Alas, he still was well under par, enough to be just two back heading into the weekend. If that was his bad day, we might as well hand him his third TOC trophy now.

Dustin Johnson, still very good at golf

Because the Plantation course is a par 73, Dustin Johnson’s two-under 71 looked worse than it actually was on Thursday. If you remove his out-of-character 80-80-78 stretch in late July, Johnson only shot 71 or worse in four of his last 40 rounds (not a typo), and two of those came at the U.S. Open at Winged Foot. This is a man who can roll out of bed, rub his eyes, strut on to the tee and throw up a 69 without blinking. What the hell was wrong with him yesterday? Too much post-Masters partying?! Not enough practice?! Had DJ taken a step back?! As the great Vince Lombardi once screamed, “What the HELL’S goin’ on out there?!?!”

OK, deep breaths. Yes, DJ more than likely enjoyed his Masters victory celebration, and he purposely did not play any golf during his time off, so rust was expected. But he shook it off quickly, shooting an eight-under 65 on Friday and playing himself back into the tournament, which he’s won twice already. He’s fine folks, and so is his mind, which was in peak DJ form in his post-round interview. When Golf Channel’s Todd Lewis asked Johnson what he did better on Friday, Johnson simply went “Ummm … (long pause) … ” before trotting out his tried-and-true “I made more putts” answer.

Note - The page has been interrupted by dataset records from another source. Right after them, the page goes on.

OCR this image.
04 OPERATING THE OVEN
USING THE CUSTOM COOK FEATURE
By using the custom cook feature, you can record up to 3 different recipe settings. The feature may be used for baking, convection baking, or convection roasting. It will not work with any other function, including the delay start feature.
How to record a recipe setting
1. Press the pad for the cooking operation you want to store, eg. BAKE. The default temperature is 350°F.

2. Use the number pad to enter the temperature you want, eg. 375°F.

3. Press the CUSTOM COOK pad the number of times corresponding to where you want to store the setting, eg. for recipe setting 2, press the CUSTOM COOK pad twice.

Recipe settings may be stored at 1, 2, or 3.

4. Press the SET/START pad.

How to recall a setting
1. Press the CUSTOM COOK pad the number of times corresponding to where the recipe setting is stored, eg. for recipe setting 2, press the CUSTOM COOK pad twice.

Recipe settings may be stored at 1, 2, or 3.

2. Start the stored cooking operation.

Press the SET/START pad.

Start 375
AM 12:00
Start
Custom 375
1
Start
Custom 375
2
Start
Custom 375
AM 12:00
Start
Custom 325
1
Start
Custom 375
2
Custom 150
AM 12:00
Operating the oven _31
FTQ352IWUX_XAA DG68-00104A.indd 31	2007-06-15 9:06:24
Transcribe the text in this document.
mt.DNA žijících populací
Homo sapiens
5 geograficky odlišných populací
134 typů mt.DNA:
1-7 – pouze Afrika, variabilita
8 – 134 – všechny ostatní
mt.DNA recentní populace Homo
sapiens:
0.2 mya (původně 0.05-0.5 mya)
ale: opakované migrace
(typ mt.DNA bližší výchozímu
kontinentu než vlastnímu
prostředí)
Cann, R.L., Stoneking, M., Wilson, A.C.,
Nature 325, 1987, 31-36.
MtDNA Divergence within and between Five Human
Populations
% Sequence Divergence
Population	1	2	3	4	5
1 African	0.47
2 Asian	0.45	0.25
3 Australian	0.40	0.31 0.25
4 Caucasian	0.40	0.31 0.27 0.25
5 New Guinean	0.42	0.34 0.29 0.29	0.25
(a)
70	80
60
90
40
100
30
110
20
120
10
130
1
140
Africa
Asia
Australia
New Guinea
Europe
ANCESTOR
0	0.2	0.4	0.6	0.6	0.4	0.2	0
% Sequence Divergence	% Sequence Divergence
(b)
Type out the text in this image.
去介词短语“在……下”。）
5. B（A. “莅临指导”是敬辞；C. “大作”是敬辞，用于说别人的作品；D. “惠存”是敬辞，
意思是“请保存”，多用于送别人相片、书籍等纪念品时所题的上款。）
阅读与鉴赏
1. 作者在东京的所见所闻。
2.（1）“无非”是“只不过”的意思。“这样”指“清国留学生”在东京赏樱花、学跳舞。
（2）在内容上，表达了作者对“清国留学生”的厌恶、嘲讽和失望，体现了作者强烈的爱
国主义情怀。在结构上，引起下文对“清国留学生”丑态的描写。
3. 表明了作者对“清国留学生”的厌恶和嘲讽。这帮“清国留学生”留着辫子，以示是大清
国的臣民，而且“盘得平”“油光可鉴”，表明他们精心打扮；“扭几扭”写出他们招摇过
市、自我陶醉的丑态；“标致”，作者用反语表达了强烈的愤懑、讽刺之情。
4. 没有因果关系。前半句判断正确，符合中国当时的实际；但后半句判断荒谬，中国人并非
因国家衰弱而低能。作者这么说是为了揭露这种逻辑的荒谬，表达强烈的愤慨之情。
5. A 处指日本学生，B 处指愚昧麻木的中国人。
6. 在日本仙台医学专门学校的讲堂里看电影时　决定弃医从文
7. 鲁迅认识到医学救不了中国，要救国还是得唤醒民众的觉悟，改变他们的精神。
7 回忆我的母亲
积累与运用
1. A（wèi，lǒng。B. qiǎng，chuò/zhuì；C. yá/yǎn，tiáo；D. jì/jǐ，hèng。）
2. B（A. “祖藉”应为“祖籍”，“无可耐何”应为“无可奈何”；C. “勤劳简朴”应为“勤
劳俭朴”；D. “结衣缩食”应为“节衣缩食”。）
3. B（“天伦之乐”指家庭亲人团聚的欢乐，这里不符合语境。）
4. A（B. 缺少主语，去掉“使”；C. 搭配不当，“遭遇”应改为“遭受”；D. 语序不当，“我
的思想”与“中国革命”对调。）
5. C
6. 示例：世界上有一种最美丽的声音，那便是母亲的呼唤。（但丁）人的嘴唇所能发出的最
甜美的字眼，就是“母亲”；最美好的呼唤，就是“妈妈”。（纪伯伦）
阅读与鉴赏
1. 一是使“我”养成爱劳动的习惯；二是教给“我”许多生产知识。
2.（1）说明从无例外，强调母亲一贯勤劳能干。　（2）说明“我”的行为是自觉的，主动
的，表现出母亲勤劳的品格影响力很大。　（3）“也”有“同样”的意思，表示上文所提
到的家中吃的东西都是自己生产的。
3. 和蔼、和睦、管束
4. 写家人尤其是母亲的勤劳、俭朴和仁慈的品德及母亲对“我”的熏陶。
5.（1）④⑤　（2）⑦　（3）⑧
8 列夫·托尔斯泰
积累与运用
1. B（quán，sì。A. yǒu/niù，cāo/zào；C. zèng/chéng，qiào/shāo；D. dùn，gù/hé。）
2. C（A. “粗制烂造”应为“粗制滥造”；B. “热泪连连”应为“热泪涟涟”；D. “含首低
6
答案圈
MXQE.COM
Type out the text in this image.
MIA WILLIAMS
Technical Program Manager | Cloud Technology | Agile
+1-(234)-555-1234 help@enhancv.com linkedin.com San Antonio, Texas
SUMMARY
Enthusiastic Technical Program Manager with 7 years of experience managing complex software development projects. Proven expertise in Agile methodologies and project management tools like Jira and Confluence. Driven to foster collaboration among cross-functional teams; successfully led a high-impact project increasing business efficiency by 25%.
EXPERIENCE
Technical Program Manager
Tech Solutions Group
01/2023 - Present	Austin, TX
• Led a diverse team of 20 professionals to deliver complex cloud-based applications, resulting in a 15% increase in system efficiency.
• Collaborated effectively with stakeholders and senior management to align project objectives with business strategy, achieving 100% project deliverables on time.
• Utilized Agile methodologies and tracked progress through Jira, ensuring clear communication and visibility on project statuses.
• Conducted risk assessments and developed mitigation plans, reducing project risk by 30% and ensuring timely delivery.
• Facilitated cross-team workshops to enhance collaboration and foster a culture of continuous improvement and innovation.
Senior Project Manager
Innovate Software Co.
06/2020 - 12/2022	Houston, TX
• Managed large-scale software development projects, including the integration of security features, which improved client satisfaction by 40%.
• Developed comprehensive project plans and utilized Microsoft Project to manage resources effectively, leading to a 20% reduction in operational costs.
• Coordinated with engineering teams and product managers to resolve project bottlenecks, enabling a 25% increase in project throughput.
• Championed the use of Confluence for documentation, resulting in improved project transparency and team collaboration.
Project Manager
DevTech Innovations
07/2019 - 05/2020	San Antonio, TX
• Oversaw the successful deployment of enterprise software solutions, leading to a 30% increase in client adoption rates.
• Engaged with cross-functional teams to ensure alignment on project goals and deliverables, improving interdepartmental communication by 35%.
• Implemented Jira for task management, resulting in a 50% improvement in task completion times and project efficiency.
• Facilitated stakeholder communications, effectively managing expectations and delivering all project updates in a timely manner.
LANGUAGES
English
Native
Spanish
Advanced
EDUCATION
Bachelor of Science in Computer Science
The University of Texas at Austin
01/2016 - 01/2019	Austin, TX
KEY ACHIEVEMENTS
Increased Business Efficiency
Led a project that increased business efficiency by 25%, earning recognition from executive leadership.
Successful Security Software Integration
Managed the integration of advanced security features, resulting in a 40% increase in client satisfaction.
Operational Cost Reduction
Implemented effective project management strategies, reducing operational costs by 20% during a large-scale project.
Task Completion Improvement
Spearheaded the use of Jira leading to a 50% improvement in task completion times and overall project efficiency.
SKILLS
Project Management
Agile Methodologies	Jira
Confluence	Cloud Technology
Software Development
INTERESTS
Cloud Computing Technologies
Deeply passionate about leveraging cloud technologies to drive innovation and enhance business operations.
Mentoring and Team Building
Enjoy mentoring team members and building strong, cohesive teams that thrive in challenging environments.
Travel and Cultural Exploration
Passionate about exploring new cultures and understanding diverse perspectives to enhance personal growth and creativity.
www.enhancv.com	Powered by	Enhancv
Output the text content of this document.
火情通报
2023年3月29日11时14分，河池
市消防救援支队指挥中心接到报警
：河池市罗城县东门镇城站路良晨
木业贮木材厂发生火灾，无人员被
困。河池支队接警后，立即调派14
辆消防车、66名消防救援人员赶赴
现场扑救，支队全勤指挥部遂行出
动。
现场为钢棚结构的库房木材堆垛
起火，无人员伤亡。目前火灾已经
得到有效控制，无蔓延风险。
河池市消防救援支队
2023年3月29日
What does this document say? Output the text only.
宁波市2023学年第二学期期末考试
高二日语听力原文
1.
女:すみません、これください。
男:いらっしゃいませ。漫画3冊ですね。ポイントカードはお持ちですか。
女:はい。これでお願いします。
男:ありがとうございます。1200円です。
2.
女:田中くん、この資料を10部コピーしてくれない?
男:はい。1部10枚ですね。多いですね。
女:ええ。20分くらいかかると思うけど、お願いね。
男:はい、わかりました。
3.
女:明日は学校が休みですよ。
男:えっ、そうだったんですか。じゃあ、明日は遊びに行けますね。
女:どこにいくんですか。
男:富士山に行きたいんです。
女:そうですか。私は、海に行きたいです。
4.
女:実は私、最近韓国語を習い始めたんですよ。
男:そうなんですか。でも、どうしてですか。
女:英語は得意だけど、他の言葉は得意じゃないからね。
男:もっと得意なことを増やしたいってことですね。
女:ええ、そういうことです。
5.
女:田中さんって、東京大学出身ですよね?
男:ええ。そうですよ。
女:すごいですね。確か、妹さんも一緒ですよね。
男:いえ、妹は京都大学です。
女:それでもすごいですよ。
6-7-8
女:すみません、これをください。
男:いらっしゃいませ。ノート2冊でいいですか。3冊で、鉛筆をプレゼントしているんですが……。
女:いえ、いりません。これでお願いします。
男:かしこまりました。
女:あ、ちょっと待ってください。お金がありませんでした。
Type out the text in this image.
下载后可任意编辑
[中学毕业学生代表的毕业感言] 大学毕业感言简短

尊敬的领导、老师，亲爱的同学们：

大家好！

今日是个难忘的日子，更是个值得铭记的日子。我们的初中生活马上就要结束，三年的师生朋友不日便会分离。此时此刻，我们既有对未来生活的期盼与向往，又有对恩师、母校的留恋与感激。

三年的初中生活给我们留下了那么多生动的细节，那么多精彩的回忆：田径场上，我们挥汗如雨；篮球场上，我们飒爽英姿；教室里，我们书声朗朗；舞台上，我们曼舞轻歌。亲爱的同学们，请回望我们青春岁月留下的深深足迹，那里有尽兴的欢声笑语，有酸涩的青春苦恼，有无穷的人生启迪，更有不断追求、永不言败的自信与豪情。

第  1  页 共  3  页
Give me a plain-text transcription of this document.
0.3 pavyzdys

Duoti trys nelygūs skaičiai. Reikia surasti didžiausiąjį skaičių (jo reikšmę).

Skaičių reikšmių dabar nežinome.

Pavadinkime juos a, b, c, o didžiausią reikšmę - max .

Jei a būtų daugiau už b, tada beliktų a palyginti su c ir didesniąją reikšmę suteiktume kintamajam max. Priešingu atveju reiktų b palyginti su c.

How much longer can we sleep on Daniel Berger? 

Probably not much longer, especially if he goes out and wins against this field as one of the actual “champions” from last season. Should Berger, who is in a four-way tie for second, go on to win, it’d be his second victory since June, and it could make him a borderline lock for the Ryder Cup (Berger is currently 11th in the American team rankings). He gets to avenge his November Masters absence in April, and he’ll have three other cracks at making his presence felt in a major in 2021. Hell, he could represent the U.S. in the Olympics at this rate. Simply put, we need to put a little more respect on this man’s name, and we also should bet him every week, given he’s always 30-1. 

Will the real trade winds please stand up? 

In case you didn’t hear Mark Rolfing say it enough already, the famous “trade winds” that often wreak havoc on the players at Kapalua have not been blowing. Many of the players claimed it was a bit breezy on Thursday and not breezy at all on Friday, but both days have been rather calm. Scores are always low at this event, but without any weekend wind we’re headed for 25-under territory. Be a real shame if it got a little gusty and made this thing super interesting on Saturday and Sunday. Real shame.